Long questioned the level of experience with SMSFs of many accountants providing advice in the sector and said there needs to be higher levels of compliance in the area of fund administration.
"We often see problems created by smaller accounting firms when we are transitioning SMSFs to our business and they don't know what they don't know," Long said.
"We have seen cases where the fund has not been registered for goods and services tax (GST) which ended up costing the SMSF trustees thousands of dollars in lost returns."
Long said standards and qualifications around SMSF advice provided by accountants have been inconsistent and should be ramped up as it was for SMSF auditors.

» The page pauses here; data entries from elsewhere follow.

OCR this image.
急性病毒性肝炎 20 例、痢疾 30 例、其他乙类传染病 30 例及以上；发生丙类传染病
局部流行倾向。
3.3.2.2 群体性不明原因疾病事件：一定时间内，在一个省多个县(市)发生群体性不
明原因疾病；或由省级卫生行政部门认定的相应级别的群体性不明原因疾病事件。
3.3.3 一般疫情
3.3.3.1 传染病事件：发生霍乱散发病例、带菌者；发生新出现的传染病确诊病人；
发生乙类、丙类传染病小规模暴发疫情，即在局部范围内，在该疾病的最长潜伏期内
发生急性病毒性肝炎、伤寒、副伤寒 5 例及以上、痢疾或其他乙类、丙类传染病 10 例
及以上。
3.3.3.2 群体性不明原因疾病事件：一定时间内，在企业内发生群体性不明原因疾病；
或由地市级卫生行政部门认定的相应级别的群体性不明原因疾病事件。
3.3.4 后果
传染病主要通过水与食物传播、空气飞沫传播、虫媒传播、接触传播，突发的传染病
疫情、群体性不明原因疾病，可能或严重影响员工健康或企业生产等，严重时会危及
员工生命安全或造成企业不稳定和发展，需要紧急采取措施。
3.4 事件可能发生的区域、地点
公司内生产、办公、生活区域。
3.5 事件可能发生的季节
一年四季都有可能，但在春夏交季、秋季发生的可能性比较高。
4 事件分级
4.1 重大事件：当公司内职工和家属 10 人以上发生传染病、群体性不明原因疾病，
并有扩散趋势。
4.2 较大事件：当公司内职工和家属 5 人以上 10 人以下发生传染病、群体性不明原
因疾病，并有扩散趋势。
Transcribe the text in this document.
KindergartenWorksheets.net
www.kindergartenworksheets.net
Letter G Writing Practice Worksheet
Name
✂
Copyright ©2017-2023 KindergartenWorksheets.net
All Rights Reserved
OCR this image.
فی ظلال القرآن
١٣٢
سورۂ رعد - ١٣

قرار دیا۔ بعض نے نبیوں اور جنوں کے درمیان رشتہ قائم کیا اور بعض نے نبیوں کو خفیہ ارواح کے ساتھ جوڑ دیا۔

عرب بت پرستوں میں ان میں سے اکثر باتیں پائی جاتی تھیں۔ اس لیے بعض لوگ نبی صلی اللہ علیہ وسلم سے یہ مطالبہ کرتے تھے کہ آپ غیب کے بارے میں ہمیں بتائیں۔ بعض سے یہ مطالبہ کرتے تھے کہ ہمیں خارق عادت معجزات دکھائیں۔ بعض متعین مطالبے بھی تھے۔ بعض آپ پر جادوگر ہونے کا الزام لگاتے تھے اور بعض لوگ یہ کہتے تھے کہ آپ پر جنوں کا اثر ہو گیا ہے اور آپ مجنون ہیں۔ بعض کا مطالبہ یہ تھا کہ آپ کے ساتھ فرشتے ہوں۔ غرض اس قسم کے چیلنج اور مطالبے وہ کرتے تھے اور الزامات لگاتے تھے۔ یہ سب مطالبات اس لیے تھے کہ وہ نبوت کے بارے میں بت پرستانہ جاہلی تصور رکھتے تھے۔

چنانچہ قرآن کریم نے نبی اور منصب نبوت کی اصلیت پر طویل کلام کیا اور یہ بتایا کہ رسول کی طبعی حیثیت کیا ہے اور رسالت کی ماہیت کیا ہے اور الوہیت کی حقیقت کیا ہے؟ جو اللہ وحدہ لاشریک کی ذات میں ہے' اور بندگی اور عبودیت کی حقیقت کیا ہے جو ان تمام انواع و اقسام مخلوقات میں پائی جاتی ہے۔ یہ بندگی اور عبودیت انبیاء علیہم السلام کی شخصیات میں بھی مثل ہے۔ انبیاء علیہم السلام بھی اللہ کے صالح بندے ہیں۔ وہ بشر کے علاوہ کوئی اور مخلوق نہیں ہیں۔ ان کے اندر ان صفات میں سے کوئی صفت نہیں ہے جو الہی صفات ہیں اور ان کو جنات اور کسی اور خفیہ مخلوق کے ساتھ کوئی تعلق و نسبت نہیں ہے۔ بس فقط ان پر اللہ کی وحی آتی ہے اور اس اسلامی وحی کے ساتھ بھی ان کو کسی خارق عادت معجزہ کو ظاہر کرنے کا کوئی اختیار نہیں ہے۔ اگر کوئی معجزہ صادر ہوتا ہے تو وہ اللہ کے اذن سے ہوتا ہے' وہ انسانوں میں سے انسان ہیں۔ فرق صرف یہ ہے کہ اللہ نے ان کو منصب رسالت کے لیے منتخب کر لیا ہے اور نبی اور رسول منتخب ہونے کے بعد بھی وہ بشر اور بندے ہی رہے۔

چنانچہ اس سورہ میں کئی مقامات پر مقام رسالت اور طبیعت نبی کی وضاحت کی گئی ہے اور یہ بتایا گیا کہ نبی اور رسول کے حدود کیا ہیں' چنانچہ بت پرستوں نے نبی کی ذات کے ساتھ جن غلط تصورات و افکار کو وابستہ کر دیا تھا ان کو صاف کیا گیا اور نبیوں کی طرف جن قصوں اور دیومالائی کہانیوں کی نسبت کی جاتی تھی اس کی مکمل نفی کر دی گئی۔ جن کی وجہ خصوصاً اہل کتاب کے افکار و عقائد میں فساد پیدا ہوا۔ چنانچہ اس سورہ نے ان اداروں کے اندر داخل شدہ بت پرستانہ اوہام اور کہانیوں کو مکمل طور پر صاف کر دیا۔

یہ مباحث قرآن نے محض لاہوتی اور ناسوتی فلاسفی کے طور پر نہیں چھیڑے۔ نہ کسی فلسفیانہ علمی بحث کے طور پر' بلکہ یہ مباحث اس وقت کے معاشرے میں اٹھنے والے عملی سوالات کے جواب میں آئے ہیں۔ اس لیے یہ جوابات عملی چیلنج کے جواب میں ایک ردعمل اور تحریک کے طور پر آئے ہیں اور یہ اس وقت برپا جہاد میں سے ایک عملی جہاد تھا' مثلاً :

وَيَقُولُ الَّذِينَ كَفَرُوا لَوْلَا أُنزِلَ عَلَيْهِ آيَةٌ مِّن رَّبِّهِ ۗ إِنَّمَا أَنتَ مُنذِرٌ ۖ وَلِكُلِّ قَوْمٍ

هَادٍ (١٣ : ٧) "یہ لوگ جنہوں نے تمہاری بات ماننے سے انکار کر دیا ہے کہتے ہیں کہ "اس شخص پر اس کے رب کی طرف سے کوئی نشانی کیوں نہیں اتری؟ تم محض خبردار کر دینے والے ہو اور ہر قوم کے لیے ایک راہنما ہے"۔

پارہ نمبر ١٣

She also stated that about 20 per cent of funds examined by Xpress Super and Super Guardian have administration problems, which were attributable to the actions of accountants.
Long said financial planners working with accountants have tolerated these issues as they have not wished to jeopardise the relationship with the accountant or with mutual clients but are reportedly frustrated with inadequate systems and processes.
She said planners have reported working with accountants still using manual paper based systems to manage SMSFs and predicted that technology will replace these accountants and their work.
"We have reduced our own accounting staff by a third due to the use of technology and expect that low level accounting functions will be continue to be replaced across the industry," Long said.